FIG. 1 is a schematic vertical sectional view showing a bearing structure of a motor according to an embodiment of the present invention, FIG. 2 is a plan view of FIG. 1, and FIG. 3 is a schematic diagram showing an example of a conventional motor bearing structure. longitudinal section,
Fig. 4 is a schematic vertical cross-sectional view showing another example of a conventional motor bearing structure, Fig. 5 is a perspective view of the temporary spring for preload shown in Fig. 1, and Fig. 6 is the temporary spring shown in Fig. 5. Sectional view before installation, No. 7
The figure is a sectional view of the plate spring shown in Fig. 5 when it is assembled, Fig. 8 is a perspective view showing another example of the temporary spring for preload, and Fig. 9 is a sectional view of the plate spring shown in Fig. 8.

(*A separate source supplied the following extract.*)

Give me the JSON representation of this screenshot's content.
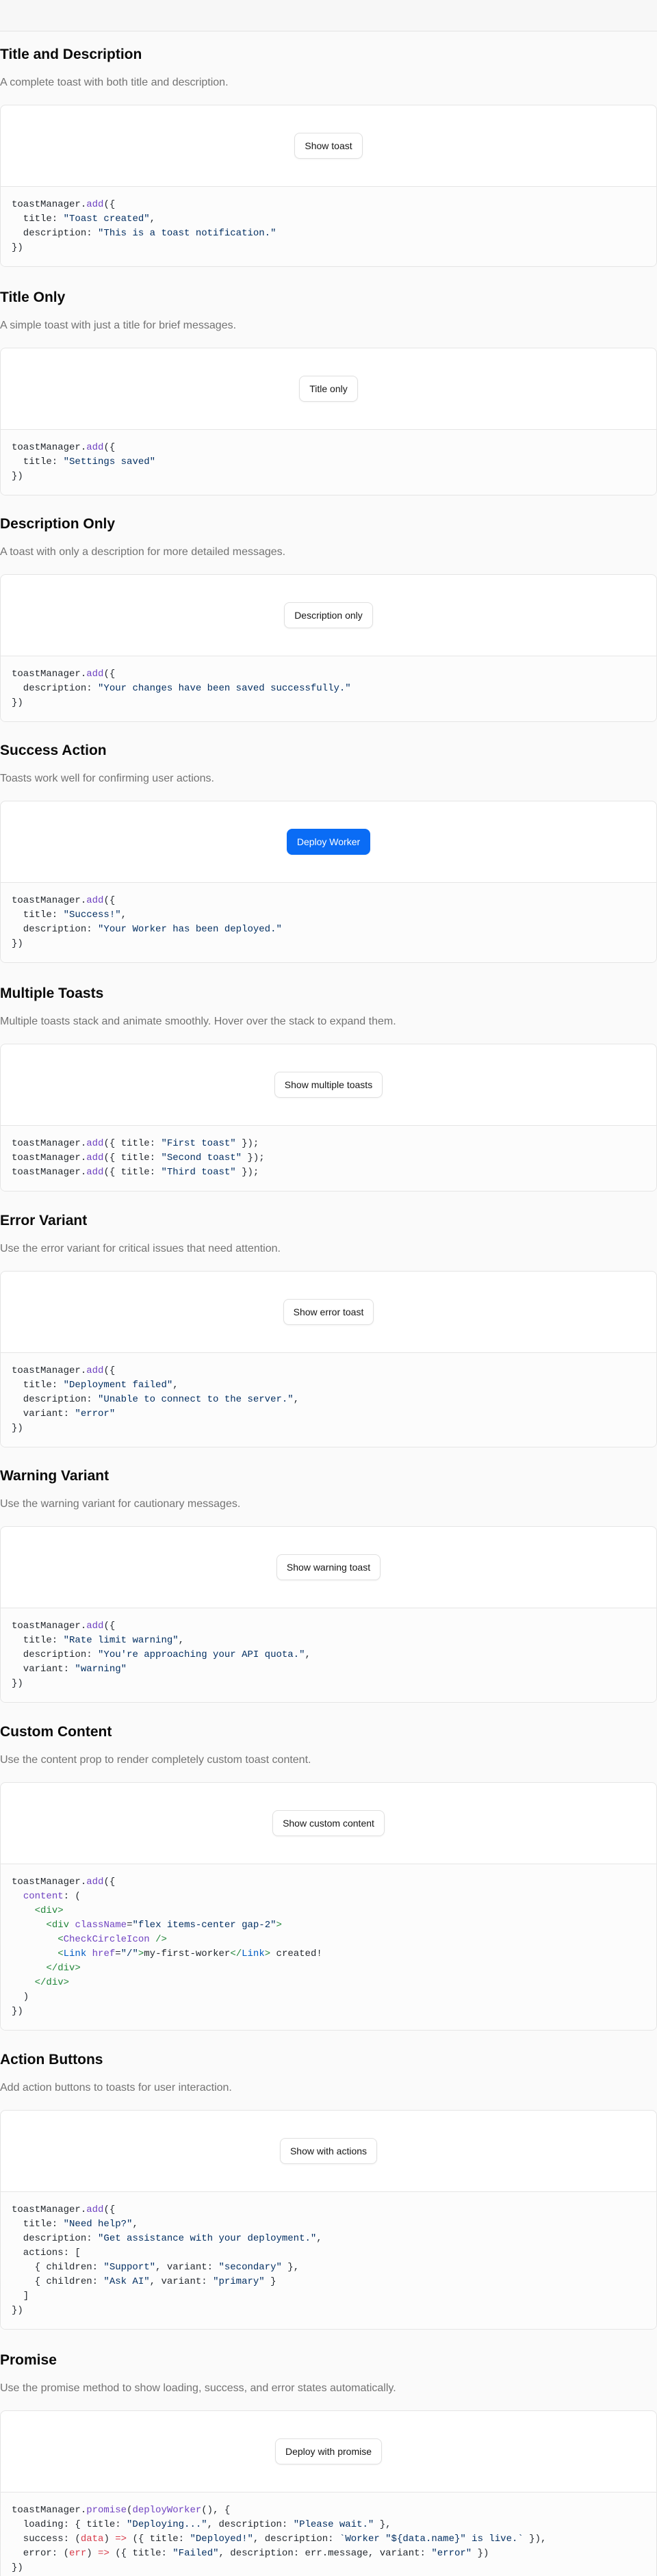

10 is a sectional view of FIG. 8, FIG. 11 is a graph illustrating the relationship between the spring load and pressure 11t of the temporary springs of FIGS. 5 and 8, and FIG. 12 is a graph of the bearing. It is a graph which illustrates the relationship between thrust load and thrust displacement amount. 1.--Motor housing, 2-1111.-Shaft, 3.--1-.Turntable, 5 A, 5
B---1・-Bearing, 6・・・・・・・Plate spring (
Preload spring), 7---Bush, 8---Rotor, 11-1---Coil, 13---Stator yoke. (7884) Patent Attorney Yasutake Oon Figure 3 Figure 4

Claims (1)

[Claims] (1) In a fixed position preload type motor bearing structure in which a shaft is inserted through two bearings coaxially arranged at a predetermined interval, and the outer end surfaces of the two bearings are positioned and assembled, the shaft 1. A bearing structure for a motor, characterized in that a curved plate spring is fitted into the plate spring, a thrust is applied to the plate spring until it becomes flat washer-like, and the plate spring is assembled in such a state that it hardly moves even under a thrust load.